The day started around 9am with a slow start by the parental units after Sabrina got up and drew us some Ritz Carlton drawings. It’s nice being woken up to the image of a lion. It soon began to rain so we put on our rain gear that has thus far gone unused due to the very warm weather on the East Coast. Our first stop on the subway we decided would be 2nd street and we’d checkout the Seaport Museum. This place is really cool and you get a $1 AAA discount (it never hurts to ask and today it saved us $3!). At first we thought the museum was just kinda empty but we later found it was TOTALLY empty. Except for the boat workers and some contractors putting in new flooring, we had the place completely to ourselves. And I mean completely; it was incredible!
Lucky for us the penny squisher was right by the coat room that also has lockers (25 cents). We’ve been collecting squished pennies for a while and the linked site above is quite handy. Anyway, the museum is empty so the three of us can try out all the cool boat stuff at our own pace. There are plenty of hands on experiments that help kids (and adults) learn about ballast, wind, how boats are built, etc… It is all really well done and useful and not too overloading. They have a whole room where people working for the museum are building actual wooden boats. One gentleman chatted with us for a bit, noting that the two main boats being built now were commissioned by citizens and a third one was being built by volunteers who just wanted to learn the craft. It was very cool, my Dad would surely like it a lot.
We skipped the upstairs for now and went straight out to the World War II submarine Becuna and historic Cruiser Olympia. This was yet another ultimate tour…..we had both ships entirely to ourselves. Well, actually, there was someone doing some painting on the Olympia but other than that…
I was a giddy school kid in the sub. We had all the time in the world to just check out all
the STUFF!! And there’s a lot of stuff on a sub, really. You can see from the pictures how intricate it could be to manage such a ship while at sea. Kim could tell I was like a kid in a candy shop as I would point out things to Sabrina and even at one point went running back to the Control Room because I missed looking up into the conning tower. I highly suggest touring these boats on a rainy, winter Friday if you are in the area. Sabrina and Kim both thought the sub was cool. Kim hadn’t been on the boat since childhood and very much enjoyed it without crowds. I liked this sub better than the Hornet in San Francisco.

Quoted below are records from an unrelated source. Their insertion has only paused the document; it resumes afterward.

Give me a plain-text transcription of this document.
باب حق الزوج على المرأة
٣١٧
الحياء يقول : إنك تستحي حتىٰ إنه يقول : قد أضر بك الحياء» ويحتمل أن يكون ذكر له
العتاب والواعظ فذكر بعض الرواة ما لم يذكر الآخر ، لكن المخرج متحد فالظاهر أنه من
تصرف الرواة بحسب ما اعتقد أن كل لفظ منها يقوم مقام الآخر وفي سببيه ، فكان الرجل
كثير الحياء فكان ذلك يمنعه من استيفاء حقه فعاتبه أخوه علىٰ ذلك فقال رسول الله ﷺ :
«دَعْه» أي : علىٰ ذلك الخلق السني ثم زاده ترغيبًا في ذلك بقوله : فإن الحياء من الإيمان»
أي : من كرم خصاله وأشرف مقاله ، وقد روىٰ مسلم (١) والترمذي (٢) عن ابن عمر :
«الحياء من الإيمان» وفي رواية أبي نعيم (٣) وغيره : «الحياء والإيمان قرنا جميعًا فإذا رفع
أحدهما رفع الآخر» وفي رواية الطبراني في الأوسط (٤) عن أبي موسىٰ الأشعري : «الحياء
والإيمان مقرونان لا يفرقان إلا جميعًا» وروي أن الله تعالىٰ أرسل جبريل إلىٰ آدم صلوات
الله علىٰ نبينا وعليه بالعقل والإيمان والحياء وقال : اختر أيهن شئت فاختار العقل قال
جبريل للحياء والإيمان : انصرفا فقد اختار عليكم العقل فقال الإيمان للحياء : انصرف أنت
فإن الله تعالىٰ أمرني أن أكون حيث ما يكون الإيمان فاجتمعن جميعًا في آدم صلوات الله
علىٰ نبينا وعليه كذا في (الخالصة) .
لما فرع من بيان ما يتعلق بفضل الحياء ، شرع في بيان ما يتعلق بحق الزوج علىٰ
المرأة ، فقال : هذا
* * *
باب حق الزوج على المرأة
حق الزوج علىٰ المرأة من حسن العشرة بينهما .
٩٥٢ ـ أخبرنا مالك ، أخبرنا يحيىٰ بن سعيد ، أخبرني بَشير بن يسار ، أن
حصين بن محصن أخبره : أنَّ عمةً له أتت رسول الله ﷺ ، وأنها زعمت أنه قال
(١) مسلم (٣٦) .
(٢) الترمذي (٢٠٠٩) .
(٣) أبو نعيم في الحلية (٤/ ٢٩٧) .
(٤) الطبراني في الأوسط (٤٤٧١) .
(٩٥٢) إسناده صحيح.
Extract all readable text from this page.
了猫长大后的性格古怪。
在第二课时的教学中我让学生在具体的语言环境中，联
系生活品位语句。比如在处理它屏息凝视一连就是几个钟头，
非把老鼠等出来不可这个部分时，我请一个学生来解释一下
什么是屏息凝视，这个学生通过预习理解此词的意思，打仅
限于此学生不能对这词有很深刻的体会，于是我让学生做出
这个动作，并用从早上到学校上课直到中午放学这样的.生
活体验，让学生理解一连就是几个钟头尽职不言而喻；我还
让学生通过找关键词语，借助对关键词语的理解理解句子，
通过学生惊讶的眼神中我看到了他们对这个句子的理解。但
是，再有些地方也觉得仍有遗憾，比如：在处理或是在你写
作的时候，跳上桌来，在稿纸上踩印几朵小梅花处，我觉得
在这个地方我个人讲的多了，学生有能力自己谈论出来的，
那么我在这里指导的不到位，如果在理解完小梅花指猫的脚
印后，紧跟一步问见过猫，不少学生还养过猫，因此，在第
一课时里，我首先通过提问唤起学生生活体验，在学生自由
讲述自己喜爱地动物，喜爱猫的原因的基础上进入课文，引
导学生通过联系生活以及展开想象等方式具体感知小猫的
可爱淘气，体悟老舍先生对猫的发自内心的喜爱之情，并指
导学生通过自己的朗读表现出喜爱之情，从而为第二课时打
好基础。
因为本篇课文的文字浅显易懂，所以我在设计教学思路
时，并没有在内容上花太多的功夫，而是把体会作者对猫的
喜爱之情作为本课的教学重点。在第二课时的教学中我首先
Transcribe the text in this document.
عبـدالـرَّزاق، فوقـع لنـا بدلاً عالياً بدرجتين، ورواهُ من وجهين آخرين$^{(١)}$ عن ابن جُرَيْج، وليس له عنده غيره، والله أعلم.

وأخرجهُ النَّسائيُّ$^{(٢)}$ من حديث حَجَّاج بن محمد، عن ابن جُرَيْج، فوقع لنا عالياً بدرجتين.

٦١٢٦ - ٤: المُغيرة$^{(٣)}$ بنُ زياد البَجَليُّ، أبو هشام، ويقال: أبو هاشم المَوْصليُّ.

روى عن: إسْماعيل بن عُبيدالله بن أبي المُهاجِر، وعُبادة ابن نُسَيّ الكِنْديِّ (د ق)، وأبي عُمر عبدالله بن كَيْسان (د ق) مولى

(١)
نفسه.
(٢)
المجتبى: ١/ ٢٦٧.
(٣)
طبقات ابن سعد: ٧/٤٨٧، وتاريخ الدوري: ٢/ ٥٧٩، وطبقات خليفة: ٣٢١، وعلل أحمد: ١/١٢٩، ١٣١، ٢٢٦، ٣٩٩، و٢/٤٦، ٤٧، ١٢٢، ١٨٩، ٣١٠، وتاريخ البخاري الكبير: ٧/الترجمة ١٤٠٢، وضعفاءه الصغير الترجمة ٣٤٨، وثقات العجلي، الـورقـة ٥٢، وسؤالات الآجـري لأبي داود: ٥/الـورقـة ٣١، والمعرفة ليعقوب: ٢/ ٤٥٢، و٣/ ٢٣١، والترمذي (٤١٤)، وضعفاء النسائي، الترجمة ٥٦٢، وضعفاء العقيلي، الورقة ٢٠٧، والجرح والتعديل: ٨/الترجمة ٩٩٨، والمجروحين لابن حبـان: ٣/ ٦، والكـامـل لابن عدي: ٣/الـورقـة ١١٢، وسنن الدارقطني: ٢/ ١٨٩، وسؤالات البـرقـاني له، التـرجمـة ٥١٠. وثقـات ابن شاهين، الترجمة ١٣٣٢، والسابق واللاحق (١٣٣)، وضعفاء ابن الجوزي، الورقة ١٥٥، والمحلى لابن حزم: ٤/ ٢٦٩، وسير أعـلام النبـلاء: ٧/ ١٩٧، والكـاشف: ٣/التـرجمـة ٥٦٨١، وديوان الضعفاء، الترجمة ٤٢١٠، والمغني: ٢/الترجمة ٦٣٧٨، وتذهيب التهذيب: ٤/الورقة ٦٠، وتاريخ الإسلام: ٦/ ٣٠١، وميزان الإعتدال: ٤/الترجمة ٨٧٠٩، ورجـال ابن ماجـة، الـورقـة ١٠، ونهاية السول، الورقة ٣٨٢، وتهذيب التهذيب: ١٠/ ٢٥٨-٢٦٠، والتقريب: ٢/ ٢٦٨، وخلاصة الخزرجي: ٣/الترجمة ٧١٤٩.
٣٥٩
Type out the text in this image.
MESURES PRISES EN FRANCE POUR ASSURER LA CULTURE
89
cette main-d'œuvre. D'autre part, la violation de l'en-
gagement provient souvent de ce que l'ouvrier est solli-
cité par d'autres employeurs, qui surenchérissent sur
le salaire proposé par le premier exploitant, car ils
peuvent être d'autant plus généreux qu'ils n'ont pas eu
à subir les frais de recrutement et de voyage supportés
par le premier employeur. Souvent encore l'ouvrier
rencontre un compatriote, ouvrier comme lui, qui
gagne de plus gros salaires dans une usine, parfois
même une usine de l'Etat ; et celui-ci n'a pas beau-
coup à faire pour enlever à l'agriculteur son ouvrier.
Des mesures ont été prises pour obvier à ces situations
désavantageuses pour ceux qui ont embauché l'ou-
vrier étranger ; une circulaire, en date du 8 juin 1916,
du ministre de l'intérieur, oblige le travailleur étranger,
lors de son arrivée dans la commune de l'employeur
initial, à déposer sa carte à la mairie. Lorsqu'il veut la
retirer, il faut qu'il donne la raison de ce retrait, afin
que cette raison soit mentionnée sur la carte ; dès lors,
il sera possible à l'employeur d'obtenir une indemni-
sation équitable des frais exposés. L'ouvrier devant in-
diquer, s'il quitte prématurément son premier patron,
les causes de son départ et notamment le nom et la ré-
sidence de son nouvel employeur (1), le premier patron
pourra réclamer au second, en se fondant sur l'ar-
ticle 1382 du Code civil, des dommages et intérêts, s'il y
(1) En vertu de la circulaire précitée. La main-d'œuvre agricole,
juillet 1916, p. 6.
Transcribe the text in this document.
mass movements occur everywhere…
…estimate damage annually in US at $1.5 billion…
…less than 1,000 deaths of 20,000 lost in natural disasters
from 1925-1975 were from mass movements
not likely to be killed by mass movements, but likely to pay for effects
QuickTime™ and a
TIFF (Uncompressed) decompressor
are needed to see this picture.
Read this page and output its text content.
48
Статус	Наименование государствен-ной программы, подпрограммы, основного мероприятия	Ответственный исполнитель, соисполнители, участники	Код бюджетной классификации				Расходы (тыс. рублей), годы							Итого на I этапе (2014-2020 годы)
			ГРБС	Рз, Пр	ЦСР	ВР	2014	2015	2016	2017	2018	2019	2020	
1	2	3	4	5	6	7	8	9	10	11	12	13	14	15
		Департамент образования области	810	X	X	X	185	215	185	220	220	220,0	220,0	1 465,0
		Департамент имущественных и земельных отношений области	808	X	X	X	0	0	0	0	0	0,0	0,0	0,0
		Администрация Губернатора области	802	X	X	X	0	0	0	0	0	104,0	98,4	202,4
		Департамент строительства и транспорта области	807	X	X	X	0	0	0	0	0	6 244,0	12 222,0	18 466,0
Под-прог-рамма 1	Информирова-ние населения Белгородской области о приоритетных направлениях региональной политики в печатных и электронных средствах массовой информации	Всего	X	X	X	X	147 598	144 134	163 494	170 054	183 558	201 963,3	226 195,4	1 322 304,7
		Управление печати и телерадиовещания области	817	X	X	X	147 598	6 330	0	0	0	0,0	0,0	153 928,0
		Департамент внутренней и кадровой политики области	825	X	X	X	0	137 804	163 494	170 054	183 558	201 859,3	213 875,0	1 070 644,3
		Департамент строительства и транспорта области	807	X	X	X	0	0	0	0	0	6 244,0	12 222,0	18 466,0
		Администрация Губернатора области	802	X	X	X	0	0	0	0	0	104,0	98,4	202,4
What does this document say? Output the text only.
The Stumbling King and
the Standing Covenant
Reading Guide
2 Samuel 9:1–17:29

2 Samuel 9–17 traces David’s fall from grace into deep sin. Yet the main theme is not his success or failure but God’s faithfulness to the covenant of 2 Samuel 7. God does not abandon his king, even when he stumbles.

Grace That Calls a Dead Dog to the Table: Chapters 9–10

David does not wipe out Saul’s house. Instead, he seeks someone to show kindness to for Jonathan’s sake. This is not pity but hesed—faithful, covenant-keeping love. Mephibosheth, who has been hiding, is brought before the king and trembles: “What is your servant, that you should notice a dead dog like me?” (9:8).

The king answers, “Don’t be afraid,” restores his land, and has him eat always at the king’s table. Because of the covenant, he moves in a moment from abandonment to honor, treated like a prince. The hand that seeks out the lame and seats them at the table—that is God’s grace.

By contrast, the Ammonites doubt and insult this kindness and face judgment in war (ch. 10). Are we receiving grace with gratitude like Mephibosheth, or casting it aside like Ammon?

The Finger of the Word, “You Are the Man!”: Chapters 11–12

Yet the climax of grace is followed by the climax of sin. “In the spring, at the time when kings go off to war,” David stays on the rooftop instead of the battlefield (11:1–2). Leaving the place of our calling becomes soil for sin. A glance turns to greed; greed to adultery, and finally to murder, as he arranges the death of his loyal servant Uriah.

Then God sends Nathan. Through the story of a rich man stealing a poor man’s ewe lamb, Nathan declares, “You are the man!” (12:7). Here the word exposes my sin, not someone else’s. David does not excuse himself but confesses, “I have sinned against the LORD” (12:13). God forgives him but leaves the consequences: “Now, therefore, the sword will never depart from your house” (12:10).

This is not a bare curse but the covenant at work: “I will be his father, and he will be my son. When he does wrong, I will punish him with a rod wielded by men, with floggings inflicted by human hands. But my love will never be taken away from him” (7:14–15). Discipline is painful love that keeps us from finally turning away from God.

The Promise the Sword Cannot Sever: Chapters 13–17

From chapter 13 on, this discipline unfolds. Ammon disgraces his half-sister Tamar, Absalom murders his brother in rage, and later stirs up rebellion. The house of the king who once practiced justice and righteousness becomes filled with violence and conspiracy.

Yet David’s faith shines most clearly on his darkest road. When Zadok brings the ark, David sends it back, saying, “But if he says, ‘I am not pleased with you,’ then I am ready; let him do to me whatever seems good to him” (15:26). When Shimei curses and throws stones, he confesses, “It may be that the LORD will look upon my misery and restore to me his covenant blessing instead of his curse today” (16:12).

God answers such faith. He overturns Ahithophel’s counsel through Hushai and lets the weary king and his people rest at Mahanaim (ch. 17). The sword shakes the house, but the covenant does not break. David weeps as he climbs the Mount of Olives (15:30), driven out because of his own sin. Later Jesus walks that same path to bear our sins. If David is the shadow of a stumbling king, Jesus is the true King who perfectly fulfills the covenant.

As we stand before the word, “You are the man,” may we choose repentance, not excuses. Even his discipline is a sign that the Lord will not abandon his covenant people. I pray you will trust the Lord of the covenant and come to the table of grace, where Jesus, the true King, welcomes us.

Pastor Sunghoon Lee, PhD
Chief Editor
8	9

After the boats we walked up past the Korean War Memorial (very well done and quite artful) and on toward Independence National Historic Park. We stopped, we gazed, we looked like tourists and enjoyed it all in a fairly uncrowded atmosphere. By now the rain was gone and the skies were getting a bit blue here and
there. Independence Hall has a LOT of fence around it but we chose not to take the tour. Liberty Bell was in a different location than Kim remembered it, housed in a nice newer building. Only a quick bag check at the door and entrance is free. We knew there was another penny squisher at the National Constitution Center (Sabrina already has the one from the Independence Information Center) and headed in that direction planning to hit the US Mint and then the Information center for some stamps for National Park Passport stamp book. The squishers (2!) were easy to get to but we figured the NCC was best for Sabrina when she’s a little older. The Mint closed at 3pm and is something that would have been good to look up before hand (which Kim informs me she said we should do the night before). The Park also had a Junior Ranger program which would have been good to ask about to get Sabrina another badge like the one from the Statue of Liberty.
After some shopping for books for Sabrina we headed to City Tavern for dinner. It’s a neat little place that is a recreation of
the original on that location that used to be the haunt of our Founding Fathers. Which reminds me, we also saw Benjamin Franklin’s tomb before heading there. Not having reservations and wearing not the fanciest of clothes put us in the basement for dinning but we were rewarded with live harp music just outside our room and the room, once again, all to ourselves.
It was a very magical day with a relaxed pace that suited us all. No one whined (well, maybe just once) and we saw a lot of history.